The only reason for that so many different tools (OctoWS, FadeCandy, FastLED) do parallel output for WS2811 is because they’re so slow. Even parallel, they’re still slow. Don’t get hung upon thinking about parallel as a speed fix. It’s a way of desperately trying to get even half-way decent speed out of this one kind of LED strip which is outrageously slow.

As for the maximum number of pixels on one pin/strip, it’s all about frame rate.

WS2811-family has a maximum speed of about 30,000 pixels per second. So if you have 1,000 pixels in a single string, the absolute maximum refresh rate is 30/sec. If you only have 100 pixels in a string, you could refresh it up to 300x/second. (The WS2811 family also has a maximum of 400 updates/second, period, regardless of string length.)

The APA102 (and LPD8806) can easily handle 300,000 pixels per second per strip – or more. So on a 1,000-pixel strip, that’s 300 updates per second. On a 4,000-pixel setup, that’s still 75 updates per second. Dan and I have run some of these fast strips at over 1,000 FPS using ARM-based boards.

Now getting the data ready hundreds of times per second is another story. You can pipe it in from a PC or a network, but now you have more problems (as we’ve been discussing). Or you can generate the animation directly on the microcontroller, which is what a lot of FastLED’ers do. For piping in (video) data from a PC, there’s FadeCandy, and Pixel Pusher, and AllPixel, and others, as good alternatives as well.

@Mark_Kriegsman thx for the info. So I’ll go on using APA102 - there are really awesome.
Doing the animation on teensy is perfect by using FastLED! I like the simple API and the dithering and color correction and global brightness!

But did you have any idea how to interact with f.e. with Raspberry Pi. I want to decide or change animation logic outside the teensy - without reflash teensy each time I want to change something on effects.

Or it is a possibility to stream a “effect-logic” to FastLED, which is used inside the loop?
This would be great.

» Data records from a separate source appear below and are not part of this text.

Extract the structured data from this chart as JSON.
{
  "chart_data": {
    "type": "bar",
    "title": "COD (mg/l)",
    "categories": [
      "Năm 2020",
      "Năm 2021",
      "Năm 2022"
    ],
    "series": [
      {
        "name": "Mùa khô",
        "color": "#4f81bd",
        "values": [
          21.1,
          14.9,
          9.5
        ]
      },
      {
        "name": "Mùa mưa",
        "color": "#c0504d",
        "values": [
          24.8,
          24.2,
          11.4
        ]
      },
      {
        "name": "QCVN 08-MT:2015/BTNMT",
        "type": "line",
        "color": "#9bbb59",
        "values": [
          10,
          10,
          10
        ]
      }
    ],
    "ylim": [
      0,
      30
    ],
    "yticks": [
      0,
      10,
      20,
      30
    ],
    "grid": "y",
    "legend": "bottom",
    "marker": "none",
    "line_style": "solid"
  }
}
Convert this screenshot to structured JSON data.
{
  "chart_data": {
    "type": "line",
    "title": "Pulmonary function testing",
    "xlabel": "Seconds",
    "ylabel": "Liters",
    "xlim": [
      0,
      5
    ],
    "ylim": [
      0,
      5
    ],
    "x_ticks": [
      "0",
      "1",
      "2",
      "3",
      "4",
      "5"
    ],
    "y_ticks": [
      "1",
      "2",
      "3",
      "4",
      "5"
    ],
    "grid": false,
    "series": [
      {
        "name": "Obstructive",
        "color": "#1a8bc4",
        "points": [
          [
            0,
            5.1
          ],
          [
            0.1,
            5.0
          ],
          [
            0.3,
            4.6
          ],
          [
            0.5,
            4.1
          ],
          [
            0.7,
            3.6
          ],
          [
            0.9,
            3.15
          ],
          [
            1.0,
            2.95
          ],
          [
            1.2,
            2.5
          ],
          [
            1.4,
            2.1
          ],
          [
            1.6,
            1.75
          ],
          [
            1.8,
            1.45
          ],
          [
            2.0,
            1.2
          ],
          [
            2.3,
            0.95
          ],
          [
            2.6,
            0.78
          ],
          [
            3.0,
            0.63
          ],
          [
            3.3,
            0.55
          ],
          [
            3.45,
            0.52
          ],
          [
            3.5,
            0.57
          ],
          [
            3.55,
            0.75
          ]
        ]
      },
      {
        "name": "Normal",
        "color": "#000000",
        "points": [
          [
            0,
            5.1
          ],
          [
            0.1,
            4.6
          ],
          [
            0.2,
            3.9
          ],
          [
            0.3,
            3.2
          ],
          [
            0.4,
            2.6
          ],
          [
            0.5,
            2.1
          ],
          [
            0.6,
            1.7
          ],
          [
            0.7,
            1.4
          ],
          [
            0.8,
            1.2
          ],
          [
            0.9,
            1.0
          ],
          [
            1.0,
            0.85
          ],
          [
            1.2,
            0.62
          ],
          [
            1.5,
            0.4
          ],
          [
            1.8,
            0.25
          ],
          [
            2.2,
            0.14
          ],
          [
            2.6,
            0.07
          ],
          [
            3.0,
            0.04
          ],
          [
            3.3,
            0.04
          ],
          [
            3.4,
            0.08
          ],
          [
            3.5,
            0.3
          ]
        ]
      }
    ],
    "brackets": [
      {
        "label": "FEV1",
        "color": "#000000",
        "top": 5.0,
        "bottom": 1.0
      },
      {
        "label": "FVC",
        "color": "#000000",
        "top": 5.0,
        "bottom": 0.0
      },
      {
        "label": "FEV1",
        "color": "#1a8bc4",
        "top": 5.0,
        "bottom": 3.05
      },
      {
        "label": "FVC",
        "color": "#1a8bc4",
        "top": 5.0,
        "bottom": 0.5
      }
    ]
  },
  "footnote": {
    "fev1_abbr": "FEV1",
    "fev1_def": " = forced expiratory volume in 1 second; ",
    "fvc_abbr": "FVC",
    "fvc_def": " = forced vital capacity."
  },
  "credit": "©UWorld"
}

So I can modify what is show on Teensy (with some delay - that is ok for me) - but without flashing it again.
So on Raspberry Pi I create or modify the animation logic or effect >> update this effect logic to Teensy >> FastLED will interprete and use this new code sequence :wink:

@Mark_Kriegsman @Daniel_Garcia is it possible to make a Raspberry Pi fork of FastLED to control APA102/WS2801 with Raspberry Pi’s SPI?
Or is the SPI too slow?

@Mark_Kriegsman
Thanks again for the info!
that’s some really helpful baseline info.

So with 8 strings/pins of 500 pixels a piece, a total of 4,000 I can still expect roughly 75 updates per second assuming data transfer / generation is out of the picture?
Are there cost / benefits to more strips and less leds? or more leds and less strips? Or does it matter?

I have the data generation taken care of with good fps it’s only the transmission of said data that’s getting me low fps it seems.

Does anyone know if the Fade candy be used to transmit more than 512 pixels worth?